As a number of miRNAs were associated with the clinical pathological features of breast cancer, it was hypothesized that lncRNAs may additionally be associated with clinical pathological features. The results of the present study demonstrated that a number of lncRNAs, including PVT1, CCAT1 and linc00861, exhibited the possibility of interaction with clinical biomarkers, including HER2, ER and PR, using RPISeq software. Previous studies have demonstrated that a number of miRNAs were associated with clinical biomarkers. It is possible that lncRNAs and miRNAs may co-regulate HER2, ER and PR in breast cancer. However, the functional roles of the majority of lncRNAs in cancer pathology remain to be elucidated, although certain examples, including HOTAIR and H19, have been well-studied. Liu et al (29) demonstrated that HOTAIR was a target of miR-331-3P and may act as a ceRNA, becoming a sink for miR-331-3p, and thereby modulating the de-repression of HER2 and imposing an additional level of post-transcriptional regulation. lncRNAs and miRNAs have been demonstrated to be involved in various pathophysiological processes in human disease. However, the dynamics and corresponding functions remain to be elucidated. At present, two theories have been put forward about the association between lncRNAs and miRNAs. Previous studies demonstrated that some lncRNAs, which may serve as endogenous miRNA sponges, prevent themselves from binding to mRNAs based on the ceRNA hypothesis. Salmena et al (30) outlined the ceRNA hypothesis, and suggested that mRNAs, pseudogenes and lncRNAs may crosstalk with each other by competing for miRNAs through shared MREs, thereby acting as ceRNAs. Further studies provided evidence for this hypothesis. Johnsson et al (31) observed that the lncRNA PTENP1 regulated PTEN transcription and mRNA stability by acting as a miRNA sponge. A previous study demonstrated that lncRNAs served as precursors for miRNAs. miRNAs were able to be processed from lncRNA via sequential processing by the RNase III enzymes Drosha and Dicer (32). Cai and Cullen (33) demonstrated that the lncRNA H19 was able to function as a primary miR-675 precursor. Non-coding RNAs are, therefore, not independently regulators of oncogenesis in breast cancer; lncRNAs, miRNAs and mRNAs construct an interaction network to co-regulate gene expression.
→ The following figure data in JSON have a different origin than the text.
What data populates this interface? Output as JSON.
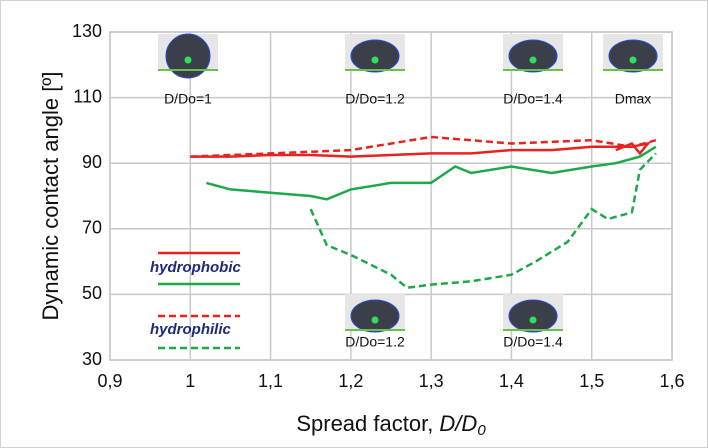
{
  "chart_data": {
    "type": "line",
    "x_label": {
      "text": "Spread factor, ",
      "var": "D/D",
      "sub": "0"
    },
    "y_label": "Dynamic contact angle [º]",
    "xlim": [
      0.9,
      1.6
    ],
    "xticks": [
      {
        "value": 0.9,
        "label": "0,9"
      },
      1,
      {
        "value": 1.1,
        "label": "1,1"
      },
      {
        "value": 1.2,
        "label": "1,2"
      },
      {
        "value": 1.3,
        "label": "1,3"
      },
      {
        "value": 1.4,
        "label": "1,4"
      },
      {
        "value": 1.5,
        "label": "1,5"
      },
      {
        "value": 1.6,
        "label": "1,6"
      }
    ],
    "ylim": [
      30,
      130
    ],
    "yticks": [
      30,
      50,
      70,
      90,
      110,
      130
    ],
    "grid": true,
    "groups": [
      {
        "name": "hydrophobic",
        "dash": false,
        "series": [
          {
            "color": "#e8231f",
            "x": [
              1.0,
              1.05,
              1.1,
              1.15,
              1.2,
              1.25,
              1.3,
              1.35,
              1.4,
              1.45,
              1.5,
              1.53,
              1.55,
              1.57,
              1.56,
              1.55,
              1.53
            ],
            "values": [
              92,
              92,
              92.5,
              92.5,
              92,
              92.5,
              93,
              93,
              94,
              94,
              95,
              95,
              95,
              96,
              93,
              96,
              94
            ]
          },
          {
            "color": "#1fa84a",
            "x": [
              1.02,
              1.05,
              1.1,
              1.15,
              1.17,
              1.2,
              1.25,
              1.3,
              1.33,
              1.35,
              1.4,
              1.45,
              1.5,
              1.53,
              1.56,
              1.58
            ],
            "values": [
              84,
              82,
              81,
              80,
              79,
              82,
              84,
              84,
              89,
              87,
              89,
              87,
              89,
              90,
              92,
              95
            ]
          }
        ]
      },
      {
        "name": "hydrophilic",
        "dash": true,
        "series": [
          {
            "color": "#e8231f",
            "x": [
              1.0,
              1.1,
              1.2,
              1.3,
              1.4,
              1.5,
              1.55,
              1.58
            ],
            "values": [
              92,
              93,
              94,
              98,
              96,
              97,
              95,
              97
            ]
          },
          {
            "color": "#1fa84a",
            "x": [
              1.15,
              1.17,
              1.2,
              1.25,
              1.27,
              1.3,
              1.35,
              1.4,
              1.43,
              1.47,
              1.5,
              1.52,
              1.55,
              1.56,
              1.58
            ],
            "values": [
              76,
              65,
              62,
              56,
              52,
              53,
              54,
              56,
              60,
              66,
              76,
              73,
              75,
              88,
              93
            ]
          }
        ]
      }
    ],
    "annotations": [
      "D/Do=1",
      "D/Do=1.2",
      "D/Do=1.4",
      "Dmax",
      "D/Do=1.2",
      "D/Do=1.4"
    ]
  }
}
The results of the present study presented the lncRNAs and miRNAs that were possibly involved in lncRNA-miRNA-mRNA regulatory network in breast cancer. The present study provided a novel insight into the molecular mechanism of breast cancer. However, the present study exhibited a number of limitations. Certain miRNAs cannot be simultaneously recorded in the three prediction software algorithms, which may have influenced the selection of miRNAs. For example, a number of miRNAs are unable to be selected from PicTar or Microcosm Targets. The abundance of differentially-expressed genes means that the predictions in the present study may be refined further. In addition, the lncRNA-miRNA-mRNA regulatory mechanism analyzed in the present study was predicted using a bioinformatics approach; therefore, further in vivo and in vitro experiments are required.